While some critics admired it, others wrote it off as a "hybrid" or "an aggrandized musical show." Composer/critic Virgil Thomson seemed to cover both angles, calling it "crooked folklore and halfpenny opera" but "a work that has considerable power."

It wasn't until the late 1930s and early '40s - too late for Gershwin, who died in 1937 - that a series of revivals began to establish the work's reputation. Worldwide acclaim started to build with an international tour that lasted from 1952 and until 1956.

Even that was not free from controversy, according to William Warfield, who sang the part of Porgy during the first months of the tour. "Some said it wasn't the show to send abroad because it showed blacks at their worst," the 72-year-old baritone said by telephone from his home in Champaign, Ill. "I never went along with it. They didn't realize what they were dealing with was a piece of art. Storyline was never the point in opera."

What did matter, he said, was the quality of the music and performances, and those were greatly admired by audiences in Italy, Austria, the Soviet Union, England and other stops during the tour.

Among those whose careers were given important boosts by the tour were soprano Leontyne Price, who was Bess to Warfield's Porgy (and his real-life wife from 1952-72), and jazz artist Cab Calloway, who played the part of Sportin' Life.

"Porgy and Bess" has continued to be criticized periodically for racial stereotyping - Duke Ellington spoke scornfully of its "lampblack Negroisms" - but the music itself has steadily grown in stature.

" `Porgy and Bess' is grand opera in the highest sense and belongs in the world's great theaters," composer/critic Ned Rorem wrote in Opera News magazine when the work was first presented by the Metropolitan Opera in 1985.

Warfield agrees. "It's a major, major American work," he said. "People are looking at it as a full-fledged opera, which it always was. There is no doubt that it has reached maturity and is a fine opera."

Nearly four hours long in operatic form, "Porgy and Bess" requires a full orchestra, elaborate sets and a large chorus in addition to an accomplished African-American cast.
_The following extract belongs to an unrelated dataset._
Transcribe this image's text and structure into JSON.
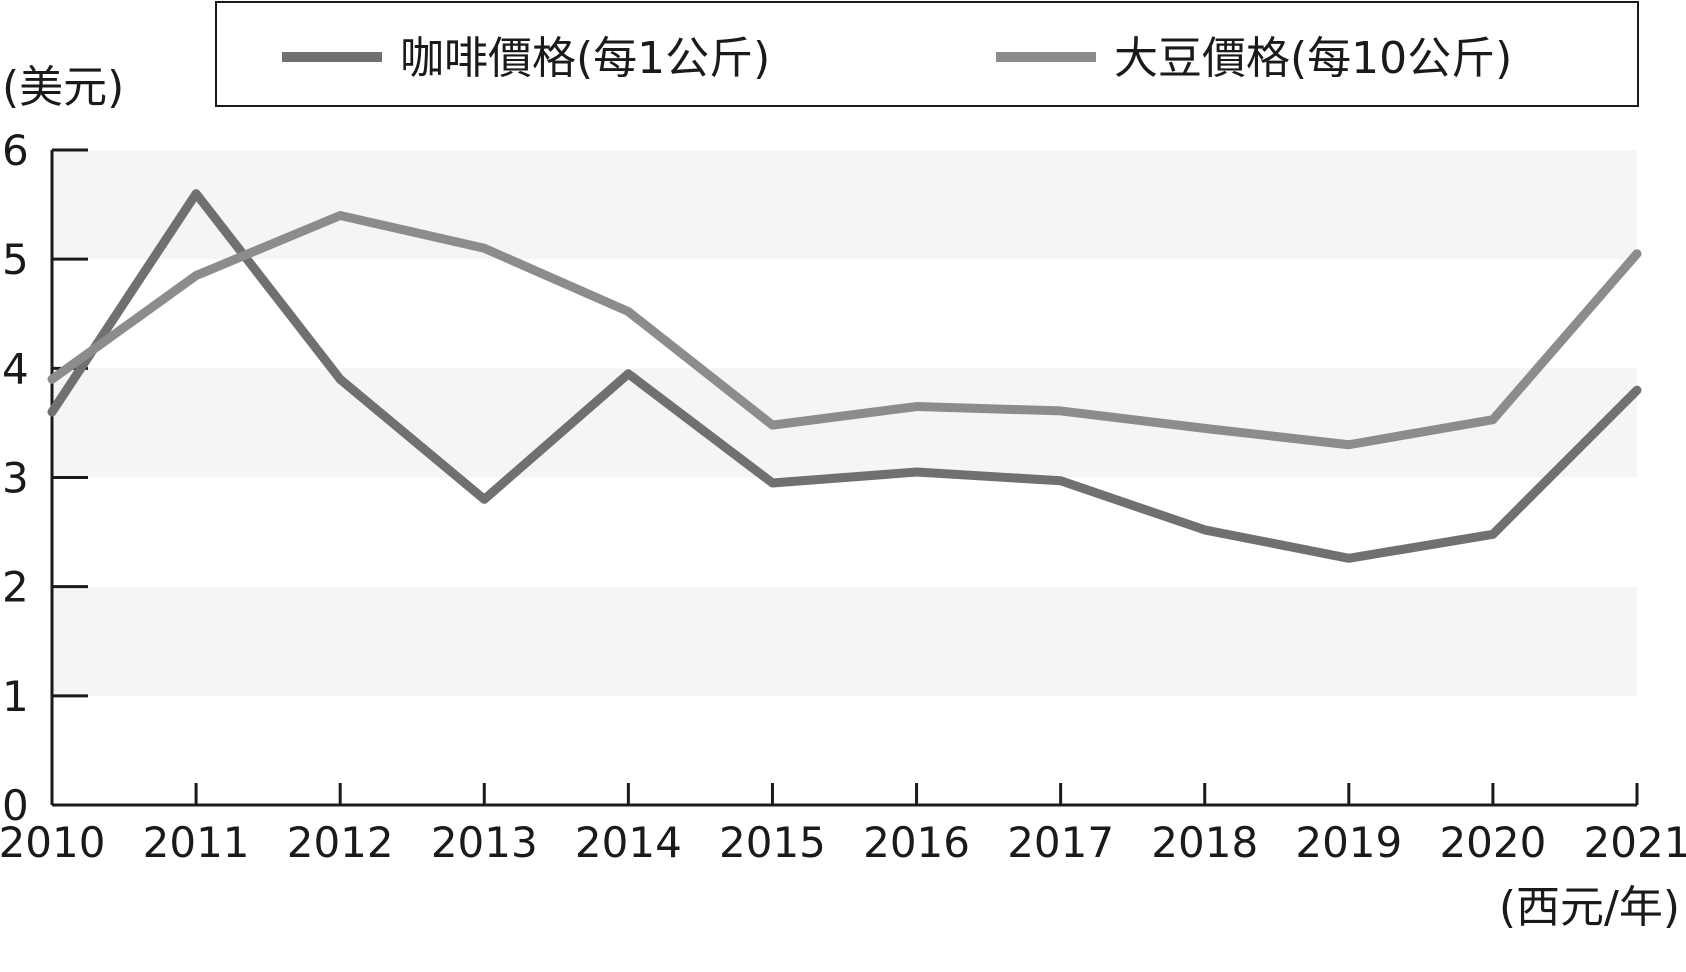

Because of the immense physical and financial demands of the opera, it often is truncated in performance or presented in concert form.

The Roanoke performances will be of the concert version, which still is being promoted as one of the largest collaborative undertakings in area musical history. It involves Opera Roanoke, the Roanoke Symphony Orchestra, the Roanoke Valley Choral Society and Voices of Roanoke, with the latter two combining in a chorus of some 150 voices.

There will be nine guest soloists.

The score has been shortened by the omission of certain songs and orchestral passages, but Opera Roanoke executive director Judith Clark said, "It holds together. All the big favorites are there."

Among them are "Summertime," "Bess, You is My Woman Now," "A Woman is a Sometime Thing" and "It Ain't Necessarily So."

Clark said most of the recitative (sung dialogue) also has been omitted, although there will be enough to make the story clear. There will be a plot synopsis in the program.

Sherman Ray Jacobs, making his Roanoke debut, will sing the part of Porgy. His Bess will be North Carolina native Elizabeth Graham, who has done the role with Houston Grand Opera and the Seattle and Memphis symphonies.

Crown, the story's villain, is to be sung by Stephen Finch. He has performed the role with six opera companies in the past four years. Ronald T. Smith will be Sportin' Life. Other soloists are Carolyn Sebron as Serena, Lisa Edwards-Burrs as Clara, Heather Meyers as Maria, Richard Hobson as Jim and Gary Fulksebakke as Mingo.

Victoria Bond is conducting. She is artistic director of Opera Roanoke and conductor of the Roanoke Symphony Orchestra. The chorus was prepared by Jeff Sandborg, director of the choral society.

The entire production is being underwritten by Marion Via, a longtime patron of the orchestra and of Opera Roanoke, in memory of the conductor's father. Dr. Philip Bond died in January 1991.

The performance sold out last month. In response to the continuing demand for tickets, officials opened the Sunday-evening dress rehearsal to a limited audience of 1,000. Those seats sold out last week.